Nan, je pense que ça a pas mal évolué. Même à l’époque, la bombe était déjà très usitée. C’est juste que moi, j’étais moins à l’aise et puis j’étais très métro aussi. Dans le métro, dans la journée, t’as un peu moins ta bombe, t’as plutôt tes marqueurs. Et les bombes, c’était plutôt aussi la nuit, genre tu sors et tu vas défoncer Paname. J’étais juste plus à l’aise avec le marqueur tout simplement. Mais les premiers tags de ZEUS par exemple, où il faisait un peu la technique du trait proche du mur, puis il relevait la bombe pour faire un effet nébuleux, qu’a continué à faire L’ATLAS ou des gens comme ça. C’était très beau quand c’est arrivé. Tu fais : « ouah, putain, c’est beau, ça tue ». Donc je le faisais un petit peu, mais dans le fond, j’étais plus à l’aise avec un marqueur.

H

Pour les remplir tes 15, t’étais un amateur de recettes de cuisine ?

SB

Oui, j’achetais ou je volais. Je prenais de la Corio à l’époque, ou de la Jet, je la mélangeais avec de l’acétone pour la rendre encore plus indélébile. C’était trois quarts-un quart, pour autant que je me souvienne. Et voilà, ça te faisait un marqueur assez violent quoi. Je me souviens de mélanges faits dans ma baignoire…

H

La baignoire s’en souvient encore ?

SB

Exactement. (rires) Ma mère m’avait grillé et tout. Genre : « mais qu’est-ce qui s’est passé ? –Non, rien. C’est de l’art plastique ! » Bref, n’importe quoi. (rires)

H

Tu t’es retrouvé face au commissaire pour du gueta, comme le héros du film ?

SB

Ouais, ouais. J’ai eu une toute petite condamnation. J’avais 17 ans. C’était il y a 20 ans. (rires) Un petit truc, je m’étais fait serré dans le métro à Porte Dauphine. Et à l’époque, c’était encore relativement clément, y’avait pas encore eu la salve des condamnations de 2001. La RATP m’avait fait payé 1000 francs (environ 150 euros). Et j’avais pété tout un wagon au marqueur et des couloirs aussi. A l’époque, j’avais un peu la folie des grandeurs, je faisais des grosses lettres au-dessus des céramiques, donc y’en avait certainement pour bien plus, mais bon…

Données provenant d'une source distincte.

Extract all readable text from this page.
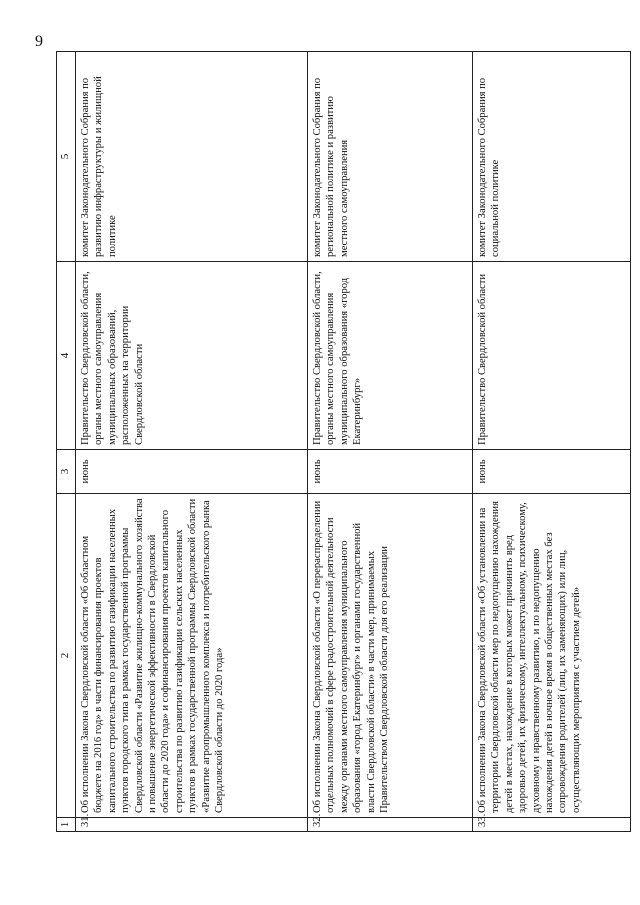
1	2	3	4	5
31.	Об исполнении Закона Свердловской области «Об областном бюджете на 2016 год» в части финансирования проектов капитального строительства по развитию газификации населенных пунктов городского типа в рамках государственной программы Свердловской области «Развитие жилищно-коммунального хозяйства и повышение энергетической эффективности в Свердловской области до 2020 года» и софинансирования проектов капитального строительства по развитию газификации сельских населенных пунктов в рамках государственной программы Свердловской области «Развитие агропромышленного комплекса и потребительского рынка Свердловской области до 2020 года»	июнь	Правительство Свердловской области, органы местного самоуправления муниципальных образований, расположенных на территории Свердловской области	комитет Законодательного Собрания по развитию инфраструктуры и жилищной политике
32.	Об исполнении Закона Свердловской области «О перераспределении отдельных полномочий в сфере градостроительной деятельности между органами местного самоуправления муниципального образования «город Екатеринбург» и органами государственной власти Свердловской области» в части мер, принимаемых Правительством Свердловской области для его реализации	июнь	Правительство Свердловской области, органы местного самоуправления муниципального образования «город Екатеринбург»	комитет Законодательного Собрания по региональной политике и развитию местного самоуправления
33.	Об исполнении Закона Свердловской области «Об установлении на территории Свердловской области мер по недопущению нахождения детей в местах, нахождение в которых может причинить вред здоровью детей, их физическому, интеллектуальному, психическому, духовному и нравственному развитию, и по недопущению нахождения детей в ночное время в общественных местах без сопровождения родителей (лиц, их заменяющих) или лиц, осуществляющих мероприятия с участием детей»	июнь	Правительство Свердловской области	комитет Законодательного Собрания по социальной политике
9
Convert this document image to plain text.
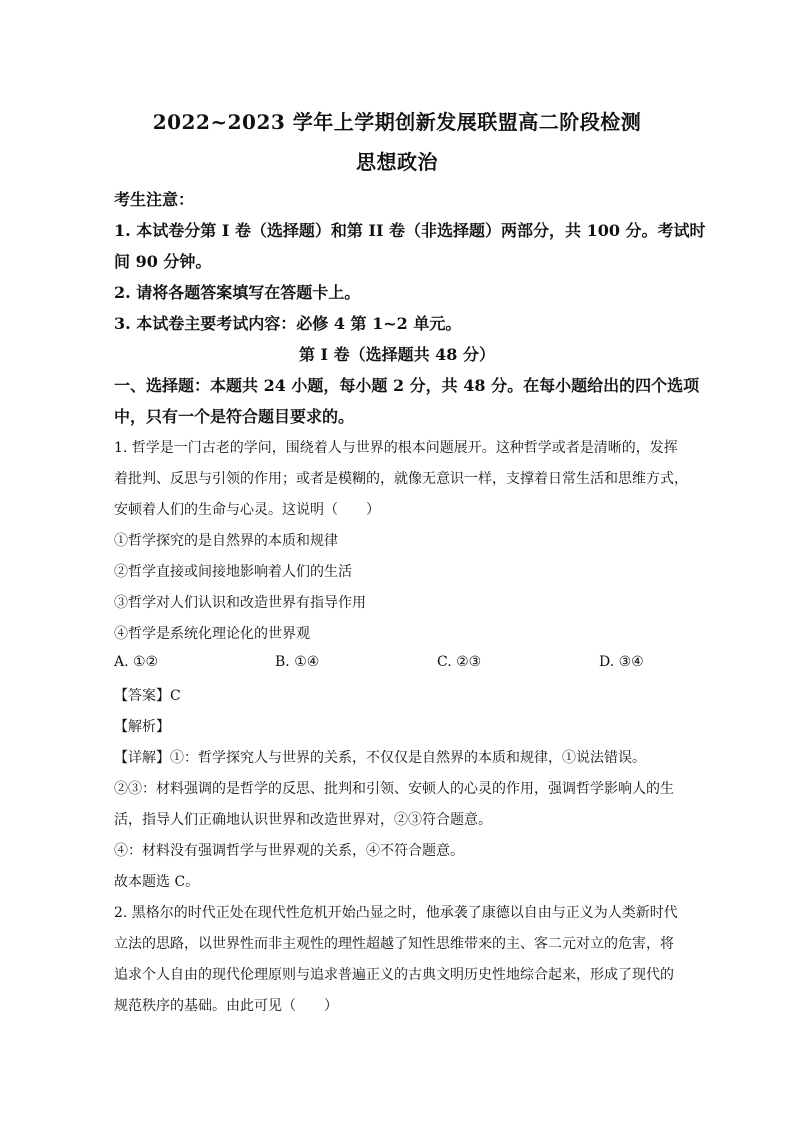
2022~2023 学年上学期创新发展联盟高二阶段检测
思想政治
考生注意：
1. 本试卷分第 I 卷（选择题）和第 II 卷（非选择题）两部分，共 100 分。考试时
间 90 分钟。
2. 请将各题答案填写在答题卡上。
3. 本试卷主要考试内容：必修 4 第 1~2 单元。
第 I 卷（选择题共 48 分）
一、选择题：本题共 24 小题，每小题 2 分，共 48 分。在每小题给出的四个选项
中，只有一个是符合题目要求的。
1. 哲学是一门古老的学问，围绕着人与世界的根本问题展开。这种哲学或者是清晰的，发挥
着批判、反思与引领的作用；或者是模糊的，就像无意识一样，支撑着日常生活和思维方式，
安顿着人们的生命与心灵。这说明（　　）
①哲学探究的是自然界的本质和规律
②哲学直接或间接地影响着人们的生活
③哲学对人们认识和改造世界有指导作用
④哲学是系统化理论化的世界观
A. ①②	B. ①④	C. ②③	D. ③④
【答案】C
【解析】
【详解】①：哲学探究人与世界的关系，不仅仅是自然界的本质和规律，①说法错误。
②③：材料强调的是哲学的反思、批判和引领、安顿人的心灵的作用，强调哲学影响人的生
活，指导人们正确地认识世界和改造世界对，②③符合题意。
④：材料没有强调哲学与世界观的关系，④不符合题意。
故本题选 C。
2. 黑格尔的时代正处在现代性危机开始凸显之时，他承袭了康德以自由与正义为人类新时代
立法的思路，以世界性而非主观性的理性超越了知性思维带来的主、客二元对立的危害，将
追求个人自由的现代伦理原则与追求普遍正义的古典文明历史性地综合起来，形成了现代的
规范秩序的基础。由此可见（　　）
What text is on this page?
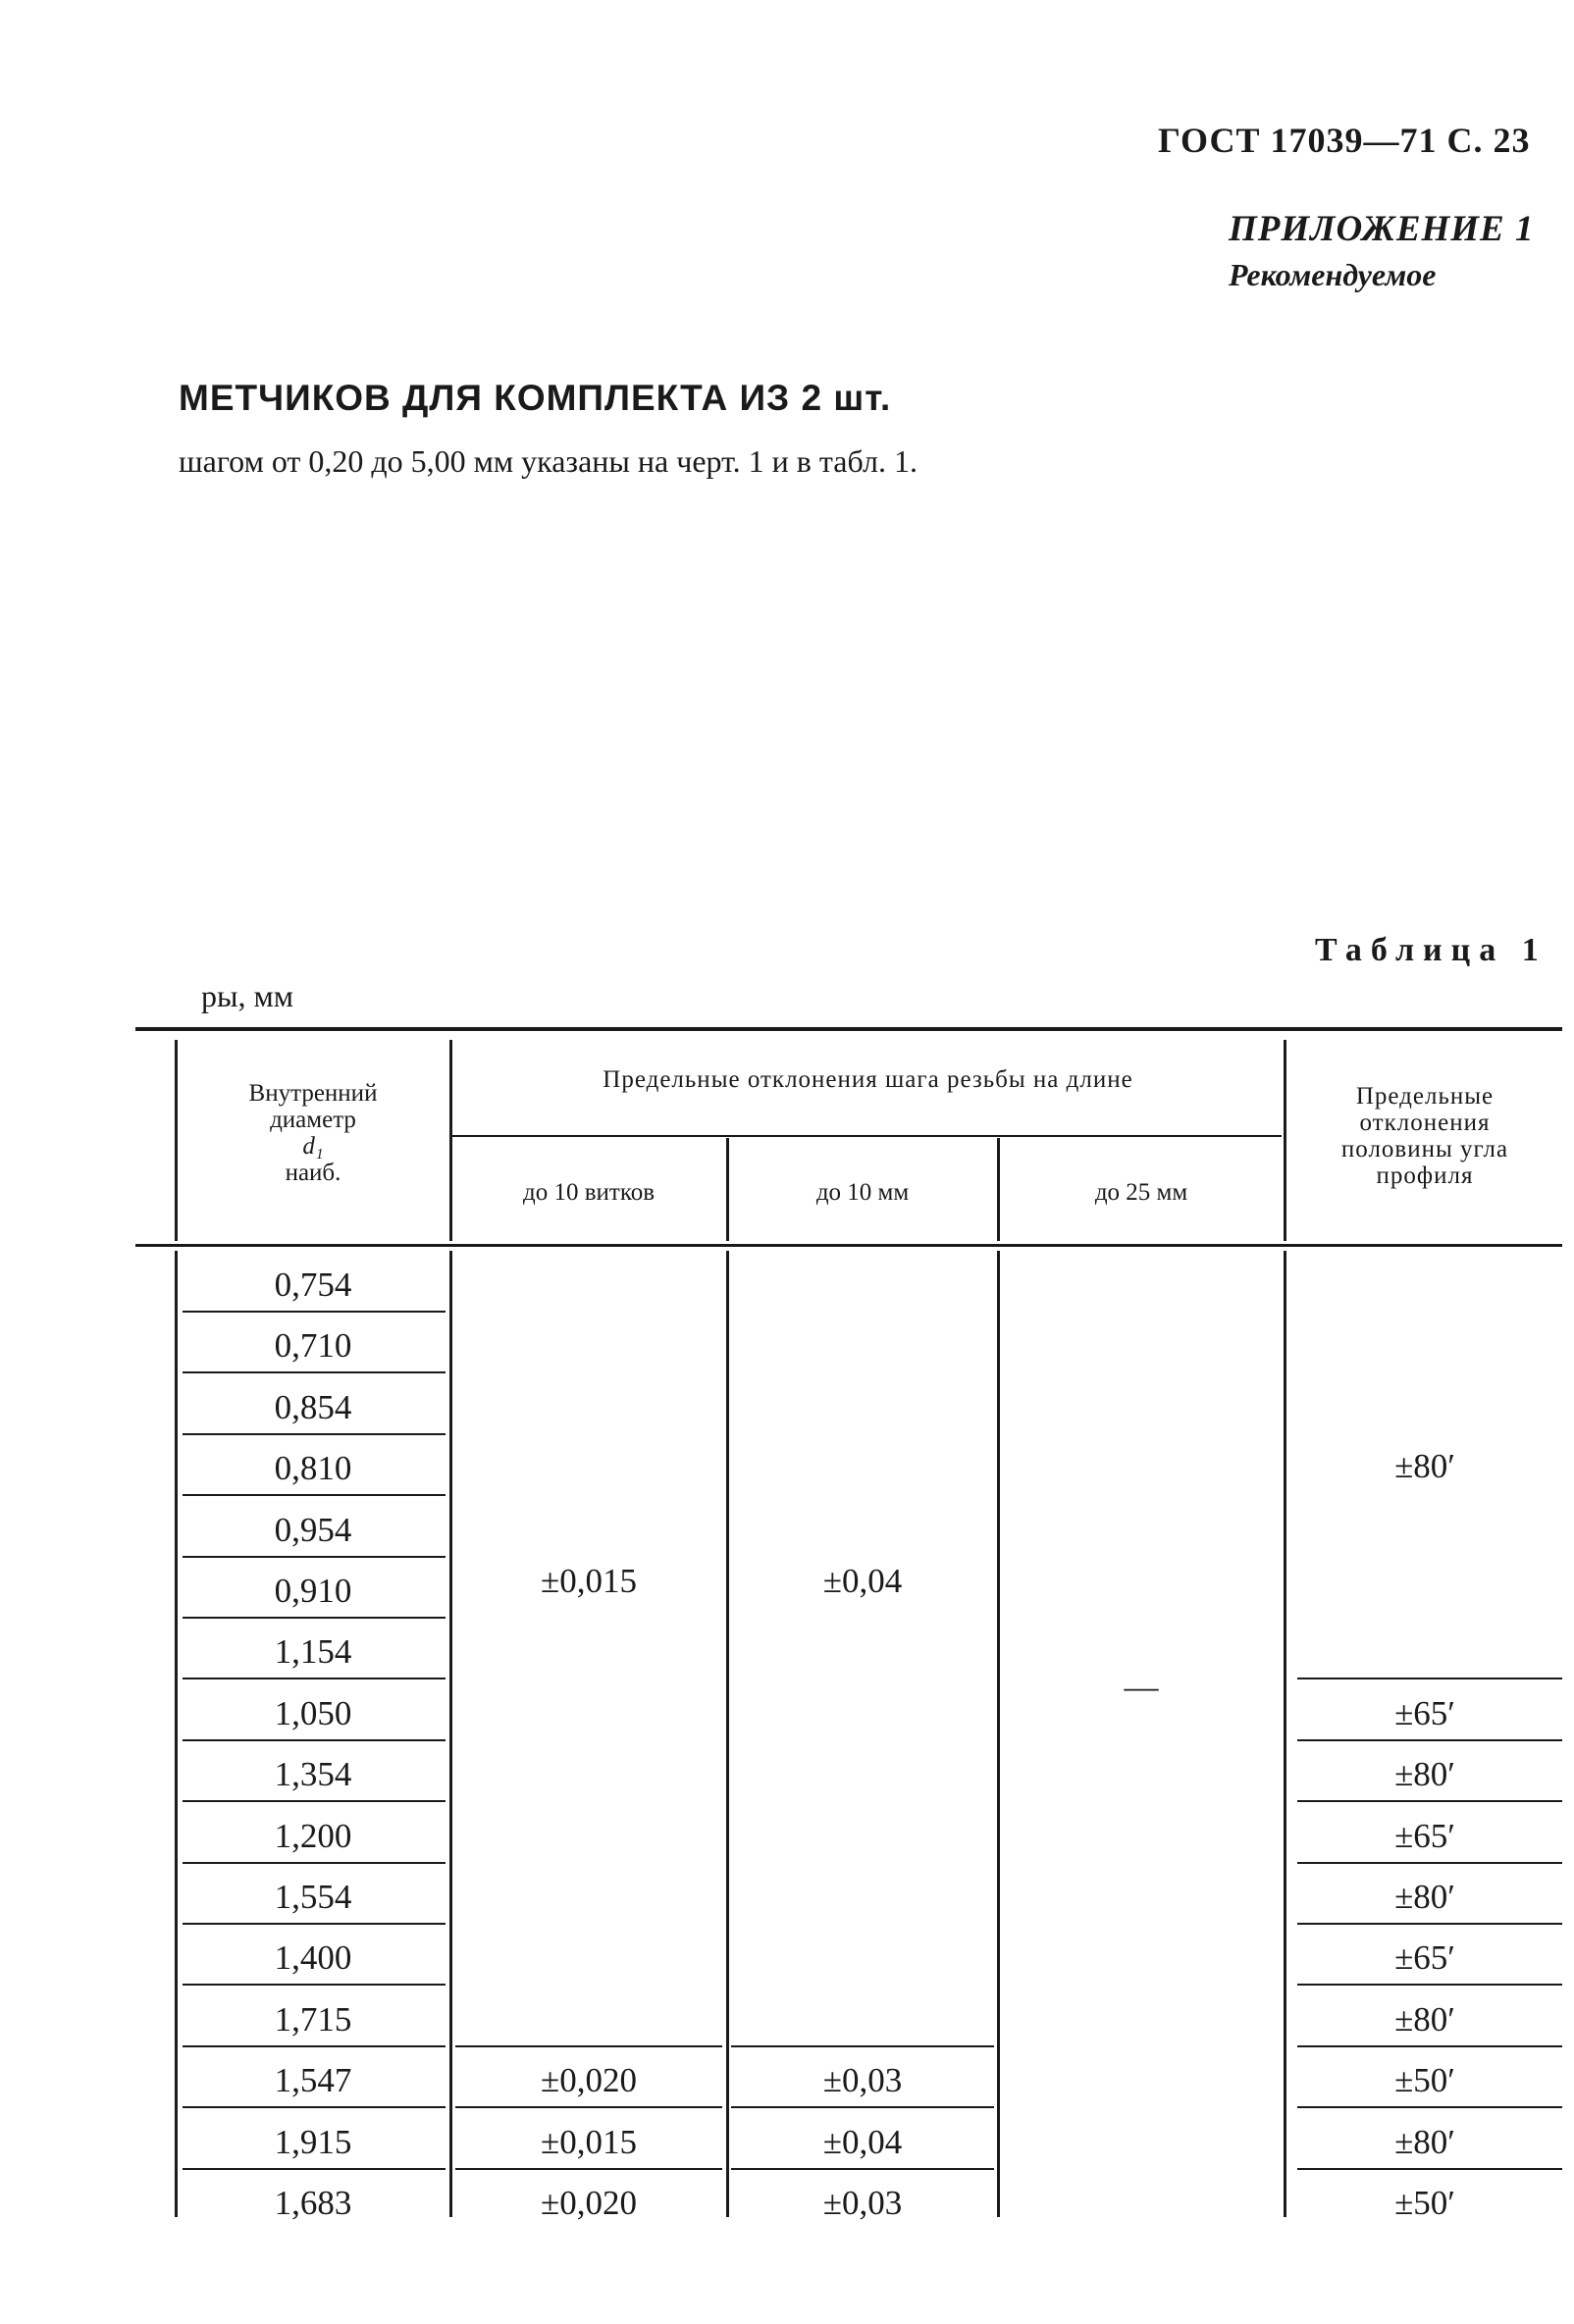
ГОСТ 17039—71 С. 23
ПРИЛОЖЕНИЕ 1
Рекомендуемое
МЕТЧИКОВ ДЛЯ КОМПЛЕКТА ИЗ 2 шт.
шагом от 0,20 до 5,00 мм указаны на черт. 1 и в табл. 1.
Таблица 1
ры, мм
Внутренний
диаметр
d₁
наиб.
Предельные отклонения шага резьбы на длине
до 10 витков	до 10 мм	до 25 мм
Предельные
отклонения
половины угла
профиля
0,754
0,710
0,854
0,810
0,954
0,910
1,154
1,050
1,354
1,200
1,554
1,400
1,715
1,547
1,915
1,683
±0,015
±0,020
±0,015
±0,020
±0,04
±0,03
±0,04
±0,03
—
±80′
±65′
±80′
±65′
±80′
±65′
±80′
±50′
±80′
±50′
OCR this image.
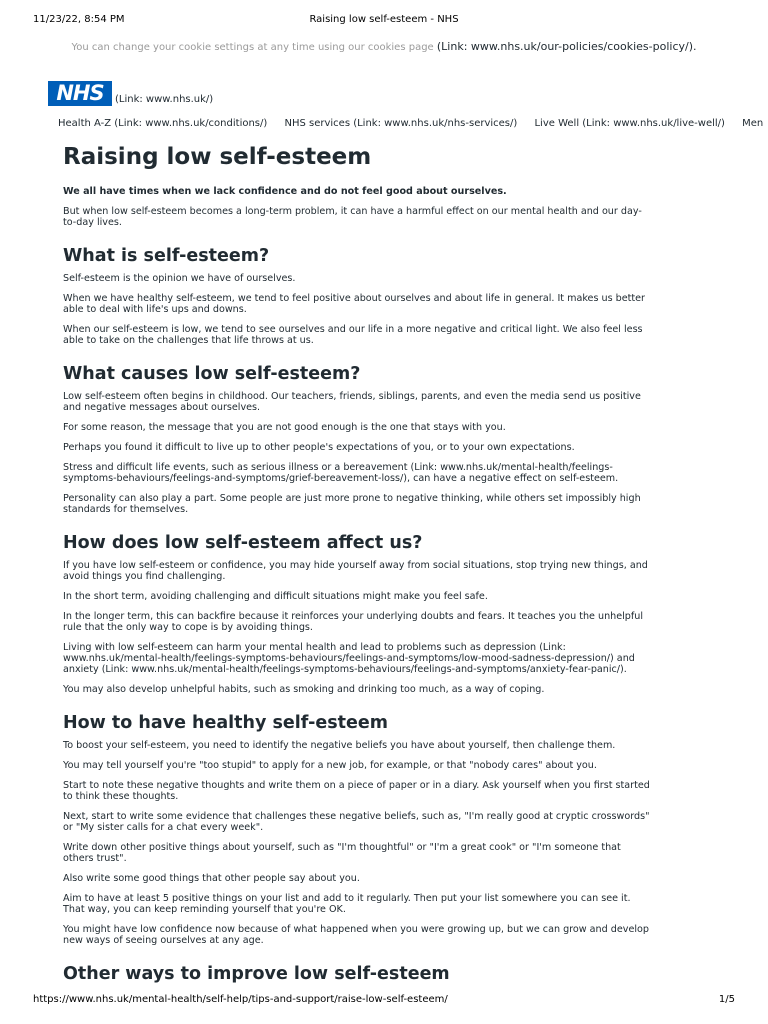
11/23/22, 8:54 PM	Raising low self-esteem - NHS
You can change your cookie settings at any time using our cookies page (Link: www.nhs.uk/our-policies/cookies-policy/).
NHS	(Link: www.nhs.uk/)
Health A-Z (Link: www.nhs.uk/conditions/) NHS services (Link: www.nhs.uk/nhs-services/) Live Well (Link: www.nhs.uk/live-well/) Men
Raising low self-esteem

We all have times when we lack confidence and do not feel good about ourselves.

But when low self-esteem becomes a long-term problem, it can have a harmful effect on our mental health and our day-to-day lives.

What is self-esteem?

Self-esteem is the opinion we have of ourselves.

When we have healthy self-esteem, we tend to feel positive about ourselves and about life in general. It makes us better able to deal with life's ups and downs.

When our self-esteem is low, we tend to see ourselves and our life in a more negative and critical light. We also feel less able to take on the challenges that life throws at us.

What causes low self-esteem?

Low self-esteem often begins in childhood. Our teachers, friends, siblings, parents, and even the media send us positive and negative messages about ourselves.

For some reason, the message that you are not good enough is the one that stays with you.

Perhaps you found it difficult to live up to other people's expectations of you, or to your own expectations.

Stress and difficult life events, such as serious illness or a bereavement (Link: www.nhs.uk/mental-health/feelings-symptoms-behaviours/feelings-and-symptoms/grief-bereavement-loss/), can have a negative effect on self-esteem.

Personality can also play a part. Some people are just more prone to negative thinking, while others set impossibly high standards for themselves.

How does low self-esteem affect us?

If you have low self-esteem or confidence, you may hide yourself away from social situations, stop trying new things, and avoid things you find challenging.

In the short term, avoiding challenging and difficult situations might make you feel safe.

In the longer term, this can backfire because it reinforces your underlying doubts and fears. It teaches you the unhelpful rule that the only way to cope is by avoiding things.

Living with low self-esteem can harm your mental health and lead to problems such as depression (Link: www.nhs.uk/mental-health/feelings-symptoms-behaviours/feelings-and-symptoms/low-mood-sadness-depression/) and anxiety (Link: www.nhs.uk/mental-health/feelings-symptoms-behaviours/feelings-and-symptoms/anxiety-fear-panic/).

You may also develop unhelpful habits, such as smoking and drinking too much, as a way of coping.

How to have healthy self-esteem

To boost your self-esteem, you need to identify the negative beliefs you have about yourself, then challenge them.

You may tell yourself you're "too stupid" to apply for a new job, for example, or that "nobody cares" about you.

Start to note these negative thoughts and write them on a piece of paper or in a diary. Ask yourself when you first started to think these thoughts.

Next, start to write some evidence that challenges these negative beliefs, such as, "I'm really good at cryptic crosswords" or "My sister calls for a chat every week".

Write down other positive things about yourself, such as "I'm thoughtful" or "I'm a great cook" or "I'm someone that others trust".

Also write some good things that other people say about you.

Aim to have at least 5 positive things on your list and add to it regularly. Then put your list somewhere you can see it. That way, you can keep reminding yourself that you're OK.

You might have low confidence now because of what happened when you were growing up, but we can grow and develop new ways of seeing ourselves at any age.

Other ways to improve low self-esteem
https://www.nhs.uk/mental-health/self-help/tips-and-support/raise-low-self-esteem/	1/5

C’était minable, t’es dans le bureau d’une juge qui a pas que ça à foutre, l’avocate commis d’office qui voulait s’en débarrasser au plus vite, moi aussi. Enfin bon, c’était un peu nul comme « procès ».

Sinon, j’me souviens d’une fois où on s’était fait serré et où on s’est retrouvé au commissariat qui était rue du Renard, qui n’est plus un commissariat d’ailleurs. Un keuf de la BAC qui me demande ce que je fais dans la vie. J’lui dis que je suis à la fac. Il me dit « quoi comme études ? –Des lettres modernes. » Et il me dit : « pourquoi tu fais des tags si tu fais des lettres modernes ? » C’était hyper marrant cette vision complètement monomaniaque de la vie. Ce qu’on fait, on doit faire que ça… ça m’avait trop stupéfait de connerie. Bah non, on peut faire deux ou trois choses. Tu sais les mecs de la BAC, le tag, ils s’en foutaient. A la limite, ils rigolaient plus avec nous qu’ils nous ont fait chier.

H

Tu me disais que t’avais fait un peu de métro, intérieurs, extérieurs, punitions ?  

SB

De tout, mais j’ai pas fait trop de dépôts. Beaucoup de carrosseries. Ouais, des intérieurs, y’avait pas vraiment de règles, pas de limites quoi. Et c’était tellement addictif, ça devient ton obsession…

H

Donc 1KLINE, c’était pour l’enchainement des lettres, une signification ou autre chose ?

SB

J’étais pas un tagueur avec beaucoup de personnalité, faut être tout à fait honnête. Je suis pas quelqu’un qui a créé son style. J’ai été un plus ou moins bon copiste de plusieurs styles. Certains tags étaient assez beaux, mais j’ai rien inventé. Et il en va de même pour mon nom de tagueur, j’ai eu plusieurs noms, mais 1KLINE, c’est celui que j’ai gardé le plus longtemps. Je l’ai pris à un pote, qui l’avait abandonné. Mon pote, c’était MARS, qui a été WIB après je crois, que je croisais plus du tout, mais je savais qu’il tagguait plus ça donc on s’était pas fâchés du tout et moi, j’aimais bien son tag et la manière dont il le tagguait à l’époque. Et ce que j’aimais bien dans ce tag, c’était la démultiplication des possibilités. Le 1, on peut le faire en chiffre, on peut faire IN, UN. Le K, ça peut être un C. Le L, c’est un L. Après EA, EE, Y, I. et N et ER. 1KLINER. Enfin, on pouvait presque tout faire.

H

Donc, vraiment pour la pluralité des possibilités ?

SB

Oui, un peu. Et puis ça sonnait bien.

H

T’as été l’instigateur de tes crews ou tu t’es greffé sur des crews qui existaient déjà ?

SB

Au début, je me suis greffé sur des groupes qui existaient déjà. J’ai été ACP, c’était un groupe qui avait beaucoup de résonnance sur la 12 à l’ancienne. Ils tagguaient pas très bien et moi non plus. Y’avait TROK qui est le rappeur SIDI O au passage, DTONE, des mecs comme ça, mais c’est très très vieux tout ça. C’était plus un groupe de caillera, que des tagueurs, mais ils cartonnaient bien. Ensuite, les ADK, dans une génération bien antérieure à celle qu’il y a eu après.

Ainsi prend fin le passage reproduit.